The conformational change of Na^{+}/K^{+}-ATPase plays not only a role in the contraction of muscles, but also in cell growth, cell motility and apoptosis. Due to de binding of cerberin, specific second messengers can be activated. After a cascade of cellular interactions nuclear transcription factors binds to the DNA and new enzymes will be made. This enzymes can for example play a role in cell proliferation.^{[subscription required]}

===Metabolism===
Very little is known about the metabolism of cerberin.

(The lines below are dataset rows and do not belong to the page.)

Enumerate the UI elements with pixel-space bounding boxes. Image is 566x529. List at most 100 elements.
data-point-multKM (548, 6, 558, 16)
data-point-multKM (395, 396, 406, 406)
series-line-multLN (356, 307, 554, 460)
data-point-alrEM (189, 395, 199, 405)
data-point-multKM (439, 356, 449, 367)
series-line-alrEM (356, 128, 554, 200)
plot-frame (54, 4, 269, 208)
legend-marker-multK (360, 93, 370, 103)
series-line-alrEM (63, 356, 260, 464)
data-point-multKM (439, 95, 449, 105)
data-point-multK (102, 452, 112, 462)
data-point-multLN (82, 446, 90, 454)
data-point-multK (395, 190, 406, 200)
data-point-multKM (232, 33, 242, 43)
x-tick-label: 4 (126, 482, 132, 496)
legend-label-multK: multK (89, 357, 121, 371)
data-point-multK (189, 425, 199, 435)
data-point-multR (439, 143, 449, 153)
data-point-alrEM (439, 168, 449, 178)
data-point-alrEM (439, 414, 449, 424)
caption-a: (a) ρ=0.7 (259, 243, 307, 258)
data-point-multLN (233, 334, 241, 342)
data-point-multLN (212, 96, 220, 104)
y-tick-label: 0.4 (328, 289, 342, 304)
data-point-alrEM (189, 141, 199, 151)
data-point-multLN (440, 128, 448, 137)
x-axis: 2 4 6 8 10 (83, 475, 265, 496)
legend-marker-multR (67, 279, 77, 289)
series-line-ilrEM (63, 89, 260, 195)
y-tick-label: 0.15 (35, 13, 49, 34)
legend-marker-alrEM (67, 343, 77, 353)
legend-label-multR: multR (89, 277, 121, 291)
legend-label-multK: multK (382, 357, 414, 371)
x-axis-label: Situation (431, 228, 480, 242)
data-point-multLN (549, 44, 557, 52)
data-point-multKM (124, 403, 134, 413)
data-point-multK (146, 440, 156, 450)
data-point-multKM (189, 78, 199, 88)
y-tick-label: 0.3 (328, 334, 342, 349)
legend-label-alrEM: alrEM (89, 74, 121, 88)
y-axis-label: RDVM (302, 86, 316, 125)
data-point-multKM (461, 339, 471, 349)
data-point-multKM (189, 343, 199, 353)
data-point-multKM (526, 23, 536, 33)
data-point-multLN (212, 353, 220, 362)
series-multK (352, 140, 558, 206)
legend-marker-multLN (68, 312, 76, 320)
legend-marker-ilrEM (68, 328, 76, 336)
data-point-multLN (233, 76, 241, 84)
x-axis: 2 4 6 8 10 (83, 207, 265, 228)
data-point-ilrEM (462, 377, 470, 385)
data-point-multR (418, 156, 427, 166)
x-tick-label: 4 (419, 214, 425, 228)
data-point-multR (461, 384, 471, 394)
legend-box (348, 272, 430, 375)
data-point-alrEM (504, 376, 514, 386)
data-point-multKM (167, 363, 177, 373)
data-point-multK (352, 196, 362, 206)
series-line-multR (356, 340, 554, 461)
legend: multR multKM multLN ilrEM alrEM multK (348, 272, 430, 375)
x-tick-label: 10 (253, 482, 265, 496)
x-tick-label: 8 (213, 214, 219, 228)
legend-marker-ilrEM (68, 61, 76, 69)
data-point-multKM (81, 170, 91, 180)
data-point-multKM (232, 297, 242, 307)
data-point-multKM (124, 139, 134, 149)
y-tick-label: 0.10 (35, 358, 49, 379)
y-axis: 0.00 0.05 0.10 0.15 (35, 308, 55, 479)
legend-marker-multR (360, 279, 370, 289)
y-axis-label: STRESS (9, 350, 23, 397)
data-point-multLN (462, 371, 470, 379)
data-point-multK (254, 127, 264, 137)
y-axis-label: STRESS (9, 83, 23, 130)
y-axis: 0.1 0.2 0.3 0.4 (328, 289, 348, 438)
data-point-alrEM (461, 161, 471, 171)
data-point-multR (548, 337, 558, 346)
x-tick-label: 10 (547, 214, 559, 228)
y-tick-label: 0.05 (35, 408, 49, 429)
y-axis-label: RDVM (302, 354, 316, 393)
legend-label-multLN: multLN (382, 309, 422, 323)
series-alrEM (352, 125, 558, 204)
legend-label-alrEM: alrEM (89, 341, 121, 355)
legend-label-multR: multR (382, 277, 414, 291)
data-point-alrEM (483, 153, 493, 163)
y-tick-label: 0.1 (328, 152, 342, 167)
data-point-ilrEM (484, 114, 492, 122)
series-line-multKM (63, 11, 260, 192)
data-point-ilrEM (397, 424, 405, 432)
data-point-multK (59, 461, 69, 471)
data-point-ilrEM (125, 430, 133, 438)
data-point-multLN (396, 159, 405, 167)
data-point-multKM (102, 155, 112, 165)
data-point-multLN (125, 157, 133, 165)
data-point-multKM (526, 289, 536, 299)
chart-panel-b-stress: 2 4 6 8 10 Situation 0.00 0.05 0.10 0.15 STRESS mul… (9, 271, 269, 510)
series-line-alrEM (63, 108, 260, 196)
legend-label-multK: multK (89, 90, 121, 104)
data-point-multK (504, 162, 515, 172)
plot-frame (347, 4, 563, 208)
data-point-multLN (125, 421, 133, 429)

For the related digoxin, another cardiac glycoside, it is in largest part excreted unchanged by the kidneys (60-80%), with the remaining mostly metabolised by the liver. The half-life for digoxin is 36–48 hours for people with a normal renal function and up to 6 days for people with a compromised renal function. This makes the renal function an important factor in the toxicity of digoxin and perhaps for cerberin as well.

== Efficacy ==
There is very little formal, modern published information on the pharmacological actions of cerberin. One primary source reports that its ingestion results in electrocardiogram (ECG) changes, such as various types of bradycardia (e.g., sinus bradycardia), AV dissociation, and junctional rhythms; second-degree sinoatrial block and nodal rhythm are also described.

In the case of digitalis administration, ST depression or T wave inversion may occur without indicating toxicity; however, PR interval prolongation indicate toxicity.

== Therapeutic uses ==

There are no clearly established therapeutic uses of the title compound, cerberin. Digitalis compounds, related cardiac glycosides, function through the inhibition of the Na+/K+-ATPase-pump, and have been widely used for in the treatment of chronic heart failure and arrhythmias; although newer and more efficacious treatments for heart failure have mostly replaced digitalis, as of 2022, digitalis compounds remain in limited use, mostly for arrythmias. Some cardiac glycosides have been shown to have antiproliferative and apoptotic effects, and are therefore of interest as potential agents in cancer chemotherapy; there is a single report to date of possible antiproliferative activity of cerberin.